As of May 2012, the Texas Conservation Plan included 91,959 ha (227,235 ac). Of that area, 56,105 ha (138,640 ac) (71 percent) are within mapped lizard habitat. Of this amount, 28,363 ha (70,087 ac) (56 percent) represent lizard habitat that is classified as occupied lizard habitat. The remaining 35,853 ha (88,595 ac) represent areas adjacent to mapped lizard habitat that may buffer or connect patches of lizard habitat. We anticipate these numbers to increase as additional CIs are signed and more detailed information on enrolled lands is provided. The Service has completed a PECE analysis on the Texas Conservation Plan, and it is available for review at http://www.regulations.gov.

PECE

The purpose of PECE is to ensure consistent and adequate evaluation of recently formalized conservation efforts when making listing decisions. The policy provides guidance on how to evaluate conservation efforts that have not yet been implemented or have not yet demonstrated effectiveness. The evaluation focuses on the certainty that the conservation efforts will be implemented and effectiveness of the conservation efforts. The policy presents nine criteria for evaluating the certainty of implementation and six criteria for evaluating the certainty of effectiveness for conservation efforts. These criteria are not considered comprehensive evaluation criteria.
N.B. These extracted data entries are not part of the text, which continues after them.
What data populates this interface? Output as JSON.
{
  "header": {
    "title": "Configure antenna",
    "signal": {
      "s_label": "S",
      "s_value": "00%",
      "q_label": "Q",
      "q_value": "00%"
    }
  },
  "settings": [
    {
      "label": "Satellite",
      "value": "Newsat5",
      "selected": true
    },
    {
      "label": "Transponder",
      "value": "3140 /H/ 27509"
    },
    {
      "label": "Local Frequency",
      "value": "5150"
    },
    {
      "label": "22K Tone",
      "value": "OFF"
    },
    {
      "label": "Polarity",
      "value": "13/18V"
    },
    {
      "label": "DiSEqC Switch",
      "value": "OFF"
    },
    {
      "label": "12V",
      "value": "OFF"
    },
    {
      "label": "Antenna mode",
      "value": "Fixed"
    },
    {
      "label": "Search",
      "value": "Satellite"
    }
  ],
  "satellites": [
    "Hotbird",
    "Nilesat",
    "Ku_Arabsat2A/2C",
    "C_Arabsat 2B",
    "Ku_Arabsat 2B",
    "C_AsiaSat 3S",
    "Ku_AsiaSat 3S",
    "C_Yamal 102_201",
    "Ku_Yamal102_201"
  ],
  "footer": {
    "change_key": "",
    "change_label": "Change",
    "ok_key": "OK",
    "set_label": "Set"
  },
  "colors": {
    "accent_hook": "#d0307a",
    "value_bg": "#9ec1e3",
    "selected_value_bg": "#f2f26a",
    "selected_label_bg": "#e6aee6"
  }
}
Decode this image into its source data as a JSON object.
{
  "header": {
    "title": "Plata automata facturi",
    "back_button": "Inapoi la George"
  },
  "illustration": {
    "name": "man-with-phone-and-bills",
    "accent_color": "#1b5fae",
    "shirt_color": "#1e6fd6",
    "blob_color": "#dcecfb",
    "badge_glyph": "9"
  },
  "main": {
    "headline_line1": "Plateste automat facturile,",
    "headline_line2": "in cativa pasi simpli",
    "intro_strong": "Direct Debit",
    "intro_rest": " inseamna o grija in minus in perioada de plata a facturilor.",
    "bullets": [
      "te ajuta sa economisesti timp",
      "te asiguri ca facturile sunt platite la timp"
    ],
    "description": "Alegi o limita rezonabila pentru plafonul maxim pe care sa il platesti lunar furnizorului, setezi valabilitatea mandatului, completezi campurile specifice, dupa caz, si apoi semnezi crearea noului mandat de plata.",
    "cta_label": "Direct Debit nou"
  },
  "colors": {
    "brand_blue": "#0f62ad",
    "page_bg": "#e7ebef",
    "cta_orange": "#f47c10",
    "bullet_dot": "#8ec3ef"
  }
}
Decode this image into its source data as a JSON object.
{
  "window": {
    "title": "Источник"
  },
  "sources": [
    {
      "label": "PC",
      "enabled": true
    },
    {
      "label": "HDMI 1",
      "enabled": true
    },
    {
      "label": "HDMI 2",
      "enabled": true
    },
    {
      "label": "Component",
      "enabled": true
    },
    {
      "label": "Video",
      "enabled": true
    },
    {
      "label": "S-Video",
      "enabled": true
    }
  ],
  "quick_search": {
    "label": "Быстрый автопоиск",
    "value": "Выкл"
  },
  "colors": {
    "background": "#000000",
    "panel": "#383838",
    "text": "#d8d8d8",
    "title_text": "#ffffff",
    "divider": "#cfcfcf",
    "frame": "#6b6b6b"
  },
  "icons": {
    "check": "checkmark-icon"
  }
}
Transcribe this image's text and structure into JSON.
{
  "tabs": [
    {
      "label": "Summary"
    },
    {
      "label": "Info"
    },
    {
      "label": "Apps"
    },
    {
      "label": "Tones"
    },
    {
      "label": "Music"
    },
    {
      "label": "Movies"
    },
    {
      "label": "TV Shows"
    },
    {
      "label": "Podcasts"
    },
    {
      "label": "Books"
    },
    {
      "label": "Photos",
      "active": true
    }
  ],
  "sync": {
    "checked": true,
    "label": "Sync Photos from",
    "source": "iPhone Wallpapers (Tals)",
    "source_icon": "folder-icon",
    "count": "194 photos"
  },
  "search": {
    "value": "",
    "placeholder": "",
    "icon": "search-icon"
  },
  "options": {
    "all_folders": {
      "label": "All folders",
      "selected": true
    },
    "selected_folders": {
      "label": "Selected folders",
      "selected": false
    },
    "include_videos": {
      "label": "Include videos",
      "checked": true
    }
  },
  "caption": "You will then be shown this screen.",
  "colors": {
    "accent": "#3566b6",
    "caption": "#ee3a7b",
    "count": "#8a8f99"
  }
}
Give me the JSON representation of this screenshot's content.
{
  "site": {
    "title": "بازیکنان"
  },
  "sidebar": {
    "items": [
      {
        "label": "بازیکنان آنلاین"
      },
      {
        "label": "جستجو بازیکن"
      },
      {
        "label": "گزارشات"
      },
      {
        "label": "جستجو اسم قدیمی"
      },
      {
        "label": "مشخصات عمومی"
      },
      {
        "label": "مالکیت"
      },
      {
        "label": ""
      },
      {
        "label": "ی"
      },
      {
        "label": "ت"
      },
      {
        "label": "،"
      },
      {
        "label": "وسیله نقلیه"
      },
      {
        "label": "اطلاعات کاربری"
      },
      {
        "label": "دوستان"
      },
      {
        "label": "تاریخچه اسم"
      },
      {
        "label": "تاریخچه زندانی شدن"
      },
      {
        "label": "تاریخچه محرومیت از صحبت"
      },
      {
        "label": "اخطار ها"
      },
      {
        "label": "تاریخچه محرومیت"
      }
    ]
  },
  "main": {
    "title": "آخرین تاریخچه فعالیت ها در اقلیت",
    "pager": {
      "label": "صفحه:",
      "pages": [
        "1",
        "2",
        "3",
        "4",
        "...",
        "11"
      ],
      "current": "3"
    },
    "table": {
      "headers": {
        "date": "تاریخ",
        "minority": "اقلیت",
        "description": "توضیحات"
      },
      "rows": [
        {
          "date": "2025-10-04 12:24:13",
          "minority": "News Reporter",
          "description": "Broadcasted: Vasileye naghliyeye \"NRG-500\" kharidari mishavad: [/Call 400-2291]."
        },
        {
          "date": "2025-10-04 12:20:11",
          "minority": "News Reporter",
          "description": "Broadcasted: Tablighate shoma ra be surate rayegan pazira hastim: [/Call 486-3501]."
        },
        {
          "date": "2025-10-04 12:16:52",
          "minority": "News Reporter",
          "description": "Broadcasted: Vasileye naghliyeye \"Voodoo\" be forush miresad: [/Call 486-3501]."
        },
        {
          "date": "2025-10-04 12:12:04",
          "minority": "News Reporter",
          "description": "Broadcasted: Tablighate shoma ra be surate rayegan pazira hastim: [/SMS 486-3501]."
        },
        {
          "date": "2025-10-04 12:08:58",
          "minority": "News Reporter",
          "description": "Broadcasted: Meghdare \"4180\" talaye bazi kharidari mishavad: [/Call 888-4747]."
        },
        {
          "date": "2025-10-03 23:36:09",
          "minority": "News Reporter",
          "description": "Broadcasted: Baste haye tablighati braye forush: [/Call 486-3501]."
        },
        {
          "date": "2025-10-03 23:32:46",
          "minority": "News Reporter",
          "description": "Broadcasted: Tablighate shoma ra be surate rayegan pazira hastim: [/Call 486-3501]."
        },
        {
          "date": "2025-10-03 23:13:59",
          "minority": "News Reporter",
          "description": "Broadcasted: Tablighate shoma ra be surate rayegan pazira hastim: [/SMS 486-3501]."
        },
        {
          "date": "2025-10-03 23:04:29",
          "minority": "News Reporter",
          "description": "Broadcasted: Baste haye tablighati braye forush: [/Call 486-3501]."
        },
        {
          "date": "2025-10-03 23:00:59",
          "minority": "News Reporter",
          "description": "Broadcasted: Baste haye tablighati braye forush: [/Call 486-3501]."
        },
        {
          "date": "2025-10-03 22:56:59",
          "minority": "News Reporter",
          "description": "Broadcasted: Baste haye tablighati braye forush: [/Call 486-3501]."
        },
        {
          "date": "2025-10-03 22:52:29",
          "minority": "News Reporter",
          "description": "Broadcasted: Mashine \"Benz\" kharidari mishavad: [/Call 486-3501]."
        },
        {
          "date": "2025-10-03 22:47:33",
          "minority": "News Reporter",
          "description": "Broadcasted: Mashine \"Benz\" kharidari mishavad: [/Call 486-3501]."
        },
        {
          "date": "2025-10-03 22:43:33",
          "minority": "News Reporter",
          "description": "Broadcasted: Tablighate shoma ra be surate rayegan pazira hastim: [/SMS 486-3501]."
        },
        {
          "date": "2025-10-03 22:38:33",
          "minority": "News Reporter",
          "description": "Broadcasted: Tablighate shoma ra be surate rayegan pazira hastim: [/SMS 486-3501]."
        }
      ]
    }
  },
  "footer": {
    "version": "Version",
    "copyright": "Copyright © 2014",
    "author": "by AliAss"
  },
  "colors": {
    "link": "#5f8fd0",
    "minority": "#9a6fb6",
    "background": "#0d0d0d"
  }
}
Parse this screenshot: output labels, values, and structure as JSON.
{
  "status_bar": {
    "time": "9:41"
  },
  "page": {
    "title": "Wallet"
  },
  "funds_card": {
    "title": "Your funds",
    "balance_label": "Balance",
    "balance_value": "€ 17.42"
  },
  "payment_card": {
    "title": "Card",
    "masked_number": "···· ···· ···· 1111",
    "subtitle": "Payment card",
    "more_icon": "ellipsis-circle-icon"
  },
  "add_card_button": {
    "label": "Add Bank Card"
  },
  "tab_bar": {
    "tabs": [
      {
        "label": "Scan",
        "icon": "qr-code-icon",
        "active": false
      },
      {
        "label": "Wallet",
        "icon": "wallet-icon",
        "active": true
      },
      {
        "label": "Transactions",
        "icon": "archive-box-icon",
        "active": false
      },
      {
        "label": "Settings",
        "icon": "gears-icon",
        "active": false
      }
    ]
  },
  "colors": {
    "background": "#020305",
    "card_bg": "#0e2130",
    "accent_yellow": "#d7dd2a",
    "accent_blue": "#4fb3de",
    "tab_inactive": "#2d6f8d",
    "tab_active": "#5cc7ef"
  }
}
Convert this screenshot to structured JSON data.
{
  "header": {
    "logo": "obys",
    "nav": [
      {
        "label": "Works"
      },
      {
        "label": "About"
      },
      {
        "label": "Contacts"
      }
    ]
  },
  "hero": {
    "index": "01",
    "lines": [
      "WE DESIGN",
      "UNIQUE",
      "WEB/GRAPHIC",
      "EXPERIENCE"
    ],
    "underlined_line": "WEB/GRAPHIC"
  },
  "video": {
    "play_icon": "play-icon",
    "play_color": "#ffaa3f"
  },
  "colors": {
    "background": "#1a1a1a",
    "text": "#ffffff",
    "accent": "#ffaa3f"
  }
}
The certainty of implementation and the effectiveness of a formalized conservation effort may also depend on species-specific, habitat-specific, location-specific, and effort-specific factors. We consider all appropriate factors in evaluating formalized conservation efforts. The specific circumstances will also determine the amount of information necessary to satisfy these criteria.

To consider that a formalized conservation effort contributes to forming a basis for not listing a species, or listing a species as threatened rather than endangered, we must find that the conservation effort is sufficiently certain to be (1) Implemented, and (2) effective, so as to have contributed to the elimination or adequate reduction of one or more threats to the species identified through the section 4(a)(1) analysis. The elimination or adequate reduction of section 4(a)(1) threats may lead to a determination that the species does not meet the definition of threatened or endangered, or is threatened rather than endangered.

An agreement or plan may contain numerous conservation efforts, not all of which are sufficiently certain to be implemented and effective. Those conservation efforts that are not sufficiently certain to be implemented and effective cannot contribute to a determination that listing is unnecessary, or a determination to list as threatened rather than endangered. Regardless of the adoption of a conservation agreement or plan, however, if the best available scientific and commercial data indicate that the species meets the definition of “endangered species” or “threatened species” on the day of the listing decision, then we must proceed with appropriate rulemaking activity under section 4 of the Act. Further, it is important to note that a conservation plan is not required to have absolute certainty of implementation and effectiveness in order to contribute to a listing determination. Rather, we need to be certain that the conservation efforts will be implemented and effective such that the threats to the species are reduced or eliminated.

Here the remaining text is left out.